Engaging all stakeholders:
Collaboration among all stakeholders is necessary—from assessing food safety risks and leveraging knowledge to selecting the appropriate risk management measures and coordinating interventions across the national food supply chain. Local foodborne incidents can quickly become international emergencies, making the need for multinational as well as transdisciplinary (agriculture, health, environment, commerce, trade) collaboration very important. A holistic, integrated cross-sectoral approach to food safety—in other words a “One Health” approach—is ideal for bringing about a synergistic mindset especially in the face of climate change. Stronger collaboration across disciplines will help focus expertise and resources on specific issues, avoid the duplication of efforts, and provide holistic solutions to challenges. Managing food contamination risks under climate change requires the engagement of various actors in the food chain—the food industry to make our food safely, national authorities dealing with sanitary and phytosanitary issues to ensure that laws and incentives are set toward ensuring food safety, national laboratories to verify our food safety process works correctly, and academia to produce knowledge and experts in food safety. This collaboration should also include nongovernmental organizations.

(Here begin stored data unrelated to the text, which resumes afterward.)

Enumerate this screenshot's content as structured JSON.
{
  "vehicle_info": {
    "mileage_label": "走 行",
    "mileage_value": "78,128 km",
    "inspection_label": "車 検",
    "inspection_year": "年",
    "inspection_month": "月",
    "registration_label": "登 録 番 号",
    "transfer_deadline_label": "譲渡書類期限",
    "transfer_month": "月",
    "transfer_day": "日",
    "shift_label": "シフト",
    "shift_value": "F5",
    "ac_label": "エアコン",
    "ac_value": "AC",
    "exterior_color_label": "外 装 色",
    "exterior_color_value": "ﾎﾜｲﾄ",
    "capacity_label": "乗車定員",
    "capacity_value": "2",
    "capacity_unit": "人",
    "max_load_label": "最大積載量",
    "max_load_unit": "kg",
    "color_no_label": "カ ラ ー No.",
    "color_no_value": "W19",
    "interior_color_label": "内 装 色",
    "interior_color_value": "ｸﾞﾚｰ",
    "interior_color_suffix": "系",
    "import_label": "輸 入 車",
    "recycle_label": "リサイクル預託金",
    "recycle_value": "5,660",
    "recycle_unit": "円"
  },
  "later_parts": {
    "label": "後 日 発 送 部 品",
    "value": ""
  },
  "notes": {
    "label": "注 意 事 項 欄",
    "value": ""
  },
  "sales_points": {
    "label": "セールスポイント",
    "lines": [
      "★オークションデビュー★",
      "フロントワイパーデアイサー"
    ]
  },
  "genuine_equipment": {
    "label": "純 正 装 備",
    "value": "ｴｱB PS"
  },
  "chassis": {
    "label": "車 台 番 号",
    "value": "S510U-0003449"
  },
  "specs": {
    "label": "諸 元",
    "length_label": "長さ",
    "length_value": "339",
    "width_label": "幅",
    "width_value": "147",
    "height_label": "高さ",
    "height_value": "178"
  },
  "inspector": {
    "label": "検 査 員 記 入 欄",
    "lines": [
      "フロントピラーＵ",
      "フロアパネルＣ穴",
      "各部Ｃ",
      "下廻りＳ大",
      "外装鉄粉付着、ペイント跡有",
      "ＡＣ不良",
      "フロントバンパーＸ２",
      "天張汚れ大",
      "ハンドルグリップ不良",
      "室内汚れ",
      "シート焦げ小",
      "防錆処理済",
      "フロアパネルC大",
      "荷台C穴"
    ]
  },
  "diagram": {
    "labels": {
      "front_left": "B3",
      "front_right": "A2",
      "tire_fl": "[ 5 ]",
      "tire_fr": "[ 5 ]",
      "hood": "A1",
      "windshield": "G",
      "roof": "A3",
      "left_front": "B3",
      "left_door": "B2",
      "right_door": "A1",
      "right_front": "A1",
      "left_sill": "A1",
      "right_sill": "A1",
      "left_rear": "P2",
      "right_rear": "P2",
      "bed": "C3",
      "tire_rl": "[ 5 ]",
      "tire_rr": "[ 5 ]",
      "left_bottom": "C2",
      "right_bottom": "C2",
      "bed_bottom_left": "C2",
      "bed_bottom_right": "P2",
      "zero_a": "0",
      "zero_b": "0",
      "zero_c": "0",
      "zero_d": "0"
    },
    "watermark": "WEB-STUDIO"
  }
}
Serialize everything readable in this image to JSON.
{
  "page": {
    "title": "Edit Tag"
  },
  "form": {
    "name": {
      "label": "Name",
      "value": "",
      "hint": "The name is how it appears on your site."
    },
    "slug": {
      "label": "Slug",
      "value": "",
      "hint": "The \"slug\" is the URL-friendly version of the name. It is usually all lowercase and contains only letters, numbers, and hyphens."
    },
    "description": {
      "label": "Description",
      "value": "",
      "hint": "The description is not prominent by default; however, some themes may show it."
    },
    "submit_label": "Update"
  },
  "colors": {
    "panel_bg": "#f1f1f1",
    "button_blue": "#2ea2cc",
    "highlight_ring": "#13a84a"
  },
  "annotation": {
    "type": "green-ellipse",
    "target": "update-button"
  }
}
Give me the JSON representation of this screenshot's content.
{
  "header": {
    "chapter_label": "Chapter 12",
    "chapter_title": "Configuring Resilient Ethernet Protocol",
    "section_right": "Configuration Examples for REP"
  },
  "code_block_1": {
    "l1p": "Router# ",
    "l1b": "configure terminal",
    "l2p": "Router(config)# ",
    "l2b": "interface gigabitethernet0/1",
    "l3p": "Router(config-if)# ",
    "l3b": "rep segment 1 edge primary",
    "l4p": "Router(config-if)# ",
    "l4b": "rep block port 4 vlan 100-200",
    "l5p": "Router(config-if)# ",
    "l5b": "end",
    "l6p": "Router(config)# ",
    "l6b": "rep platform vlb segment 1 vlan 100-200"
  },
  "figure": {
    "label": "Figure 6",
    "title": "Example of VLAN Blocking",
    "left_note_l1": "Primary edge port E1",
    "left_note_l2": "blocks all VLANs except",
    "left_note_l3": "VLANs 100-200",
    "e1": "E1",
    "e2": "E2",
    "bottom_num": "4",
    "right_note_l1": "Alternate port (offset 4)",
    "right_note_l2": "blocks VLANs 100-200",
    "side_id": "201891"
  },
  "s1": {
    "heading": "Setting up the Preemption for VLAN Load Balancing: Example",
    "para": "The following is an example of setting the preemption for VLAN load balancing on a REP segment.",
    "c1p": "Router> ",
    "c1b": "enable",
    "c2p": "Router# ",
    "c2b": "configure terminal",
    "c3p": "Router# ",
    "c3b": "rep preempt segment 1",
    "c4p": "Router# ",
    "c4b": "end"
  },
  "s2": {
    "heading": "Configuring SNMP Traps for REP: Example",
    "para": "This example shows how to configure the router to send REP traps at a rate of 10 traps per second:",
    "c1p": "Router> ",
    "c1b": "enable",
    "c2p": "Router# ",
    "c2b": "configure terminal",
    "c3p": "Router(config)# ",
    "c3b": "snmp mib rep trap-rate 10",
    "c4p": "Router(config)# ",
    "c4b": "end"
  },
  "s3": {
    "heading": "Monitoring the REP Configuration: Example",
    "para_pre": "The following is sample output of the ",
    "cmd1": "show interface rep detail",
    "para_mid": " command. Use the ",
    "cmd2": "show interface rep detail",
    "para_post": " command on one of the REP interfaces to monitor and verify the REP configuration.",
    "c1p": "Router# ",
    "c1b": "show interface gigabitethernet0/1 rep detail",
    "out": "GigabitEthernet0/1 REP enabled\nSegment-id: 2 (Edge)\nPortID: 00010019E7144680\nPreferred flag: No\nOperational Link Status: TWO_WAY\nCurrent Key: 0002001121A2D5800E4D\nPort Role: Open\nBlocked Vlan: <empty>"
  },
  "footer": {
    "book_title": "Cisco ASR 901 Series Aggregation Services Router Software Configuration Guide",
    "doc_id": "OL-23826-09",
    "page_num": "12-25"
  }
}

Fostering greater surveillance and data sharing:
Rigorous risk assessments are needed to establish appropriate food safety standards, which must be periodically revised in line with evolving science and the data collected from monitoring and surveillance. Appropriate surveillance data from different stages of the food production chain and on human diseases must be collected in tandem, analysed to evaluate trends, and shared transparently with all relevant national and international partners. Data integration will contribute significantly to the prediction and thus prevention of foodborne disease outbreaks. However, few countries routinely collect and share such data. Effective monitoring and surveillance of food safety risks depends heavily on the availability of adequate resources. The disparities between low-, middle-, and high-income countries in terms of these necessities make it challenging to procure and implement new technologies for outbreak surveillance.
Strengthening food safety management:
Food safety systems are managed differently in different countries. Therefore, appropriately harmonized management at an international level is difficult given the diverse capacities, infrastructure, and validation methods needed to handle the complexities of the supply chains. Adopting good-practices guidelines and establishing effective food safety systems are vital to ensuring the safety of national food supplies as well as products for export. An essential part of this work is the adoption and enforcement of food safety standards and the harmonization of regulatory frameworks for food that is destined for domestic consumption as well as trade—at the regional and international levels.
Investing in early warning systems:
Routine monitoring systems for food safety hazards may miss the occurrence of new or emerging hazards in food. Early warning systems form an important element of the risk-reduction approach to prepare for the food safety challenges induced by climate change. Greater investments are needed to set up widespread early warning systems in climate-vulnerable countries.
Adopting forward-thinking attitudes:
Relying on approaches such as foresight helps anticipate future challenges and perpetuates resilience by continually updating preparedness. Foresight is not about predicting the future: It is a structured approach to gathering and interpreting intelligence, upon which proactive strategies are then built to identify future challenges and mitigate their impacts. Such approaches are also a great tool to optimize future opportunities as they arise. Foresight should not replace traditional surveillance and monitoring systems but rather should be introduced to complement them and take a holistic view of the potential issues that may require risk management measures. Foresight also supports early warning systems by facilitating the prioritization of resources and the development of relevant strategies.
Advancing current knowledge through further research:
Numerous gaps remain in the global understanding of how climate change affects food safety. To gain better understanding, there is a need to encourage more studies that investigate these effects and the exposure risks that they pose—individually and in combination of multiple hazards.